Mr. Dixit also touched upon the fact that rights based on origin, religion, race, tribe, sex, sexual orientation, physical condition, disabilities, marital status, pregnancy, language and geographic constitution are also covered by the Constitution, ranking it among the most liberal and forward thinking Constitution in the South Asian region. “The Constitution is flexible, in that, everything written in it has to be amendable. However, there are only 3 items that can’t be amended in the document, these are:

  1. Sovereignty
  2. Directorial integrity
  3. Sovereignty based on the people

Now, the fact that only three items are listed, means that our Constitution is much more flexible than those formulated for other regions of South Asia”, said Mr. Dixit.

This Constitution is Nepal’s opportunity to improve its own record in terms of political stability and history. While a small section of the population remains unhappy with the Constitution, there will be immediate amendment if need be. “However, this is an issue for Nepali citizens to take care of. Every society has dissonances, but they are internal and should be solved that way too. The current problem we are facing is that, although Nepal remains, to this day, one of the friendliest neighbors of India, it is suffering an economic blockage from the state of India”.

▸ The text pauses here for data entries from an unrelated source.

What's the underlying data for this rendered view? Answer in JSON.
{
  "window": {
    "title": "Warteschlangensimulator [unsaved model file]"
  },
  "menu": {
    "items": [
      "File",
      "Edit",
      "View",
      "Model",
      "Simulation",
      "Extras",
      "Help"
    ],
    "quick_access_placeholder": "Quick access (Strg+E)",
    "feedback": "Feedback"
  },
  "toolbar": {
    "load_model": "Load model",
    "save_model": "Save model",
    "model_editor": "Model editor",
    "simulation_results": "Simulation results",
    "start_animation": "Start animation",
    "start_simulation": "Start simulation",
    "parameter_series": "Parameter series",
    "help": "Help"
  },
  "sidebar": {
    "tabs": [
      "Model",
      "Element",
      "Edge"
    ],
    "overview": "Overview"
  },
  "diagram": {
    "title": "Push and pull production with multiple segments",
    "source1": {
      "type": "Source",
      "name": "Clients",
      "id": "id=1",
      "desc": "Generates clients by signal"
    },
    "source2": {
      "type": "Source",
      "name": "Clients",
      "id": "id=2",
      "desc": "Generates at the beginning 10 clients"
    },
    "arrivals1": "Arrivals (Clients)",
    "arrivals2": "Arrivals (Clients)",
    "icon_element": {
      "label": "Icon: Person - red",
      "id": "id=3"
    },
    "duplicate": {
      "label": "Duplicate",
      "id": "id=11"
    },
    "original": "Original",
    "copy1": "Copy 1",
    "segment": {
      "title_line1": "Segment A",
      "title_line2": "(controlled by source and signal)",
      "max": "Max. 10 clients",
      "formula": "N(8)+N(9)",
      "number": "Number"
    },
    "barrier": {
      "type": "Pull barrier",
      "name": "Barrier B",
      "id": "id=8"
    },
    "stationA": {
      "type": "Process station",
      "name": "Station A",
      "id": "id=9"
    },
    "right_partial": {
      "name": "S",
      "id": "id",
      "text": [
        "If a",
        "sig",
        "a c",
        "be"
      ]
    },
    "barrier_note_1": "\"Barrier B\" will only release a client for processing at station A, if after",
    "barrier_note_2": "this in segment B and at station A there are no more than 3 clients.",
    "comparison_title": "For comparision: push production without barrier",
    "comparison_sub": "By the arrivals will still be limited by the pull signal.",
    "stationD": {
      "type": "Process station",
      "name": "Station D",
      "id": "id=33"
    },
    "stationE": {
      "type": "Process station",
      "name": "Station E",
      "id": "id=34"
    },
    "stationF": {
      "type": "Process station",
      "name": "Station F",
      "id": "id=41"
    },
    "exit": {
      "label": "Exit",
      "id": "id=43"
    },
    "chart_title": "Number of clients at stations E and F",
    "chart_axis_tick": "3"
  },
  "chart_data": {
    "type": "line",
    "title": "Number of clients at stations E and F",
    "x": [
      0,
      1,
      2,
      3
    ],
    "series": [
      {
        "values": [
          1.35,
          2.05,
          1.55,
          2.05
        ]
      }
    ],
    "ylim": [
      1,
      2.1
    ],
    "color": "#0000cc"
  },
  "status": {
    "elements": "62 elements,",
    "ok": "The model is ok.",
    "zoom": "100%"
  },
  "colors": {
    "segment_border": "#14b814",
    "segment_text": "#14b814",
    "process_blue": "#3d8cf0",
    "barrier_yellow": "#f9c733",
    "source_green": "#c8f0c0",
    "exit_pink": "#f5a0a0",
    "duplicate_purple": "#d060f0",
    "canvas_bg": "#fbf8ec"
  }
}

To explain this further, the speaker delved into the history of the issue. He spoke of the expansionary wars that Nepal went through nearly 200 years ago, that caused deep economical fissures in the country. The British Empire and colonialism followed, during which a significant amount of natives started leaving Nepal and the nation steadily declined. This was till 1990, when a dictatorial monarchy was being practiced, after which a modern era of democracy was established. In 1996, there was an insurgency in Nepal which further led to a 10 year war. “This created a lot of confusion in the nation, due to which polarizations between the Nepali societies emerged”, claimed the speaker. “When the Constitution was finally written down, there was one group that felt it was not mollified, called the “Madhesi’s”. Having the power to rouse the masses, the small group of leaders created a mass reject, after which India got involved and took matters further to change the minds of the larger society.

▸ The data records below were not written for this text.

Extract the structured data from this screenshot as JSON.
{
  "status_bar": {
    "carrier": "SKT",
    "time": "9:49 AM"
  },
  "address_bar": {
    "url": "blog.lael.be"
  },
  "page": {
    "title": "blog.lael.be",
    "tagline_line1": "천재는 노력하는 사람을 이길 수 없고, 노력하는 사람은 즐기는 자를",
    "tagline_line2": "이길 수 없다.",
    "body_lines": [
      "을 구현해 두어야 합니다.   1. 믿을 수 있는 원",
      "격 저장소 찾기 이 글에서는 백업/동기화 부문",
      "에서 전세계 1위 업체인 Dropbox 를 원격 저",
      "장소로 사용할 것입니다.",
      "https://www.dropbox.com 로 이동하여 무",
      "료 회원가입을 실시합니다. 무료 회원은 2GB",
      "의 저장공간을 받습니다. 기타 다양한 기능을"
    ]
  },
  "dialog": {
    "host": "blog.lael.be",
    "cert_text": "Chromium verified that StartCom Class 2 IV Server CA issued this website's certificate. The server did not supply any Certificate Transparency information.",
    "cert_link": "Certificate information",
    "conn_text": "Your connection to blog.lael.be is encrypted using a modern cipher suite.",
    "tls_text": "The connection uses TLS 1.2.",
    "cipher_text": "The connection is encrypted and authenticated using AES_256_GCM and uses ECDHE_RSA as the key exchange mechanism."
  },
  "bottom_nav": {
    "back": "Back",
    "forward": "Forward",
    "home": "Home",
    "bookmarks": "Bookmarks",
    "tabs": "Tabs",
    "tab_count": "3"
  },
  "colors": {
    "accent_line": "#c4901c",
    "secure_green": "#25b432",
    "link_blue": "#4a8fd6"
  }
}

“India first intervened in many ways, and after constitution was adapted, they took sides and caused blockades. There is a bitter taste in the taste of Nepal because they thought it’d become an exemplary South Asian state, but that didn’t end up happening because of this political instability”, said Mr. Dixit. The Constitution was adapted by the Constituent Assembly after the elections happened in November 2013. According to reports, 82% of registered voters participated in this election, which makes it a democratic exercise. When the Constitution was adapted, it was by participation of 92% of the house, out of which 86 % of the participants voted in favor of. Thus, this was one of the first examples of a post-modern Constitution in a democratic way. “However, I believe this Constitution was weakened by the fact that it took in its regard everyone’s rights, but now I see that it really is a modern example of a Constitution”, said Mr. Dixit. “Given the socio-economic landscape of Nepal, the economic blockades have wreaked havoc in the state in its current fragile condition, and we hope for a solution soon”.

The lecture concluded with Mr. Kanak Dixit appreciating the fact that a Liberal Arts and Sciences education is being highlighted upon in Pakistan. He spoke of the need for such an education, and informed his audience of how South Asian population makes up a 4th of the world’s population, thus it is vital that a Liberal Arts education be part of our lives. The gracious speaker also presented Habib University with copies of his magazine, Himal South Asian, for its library.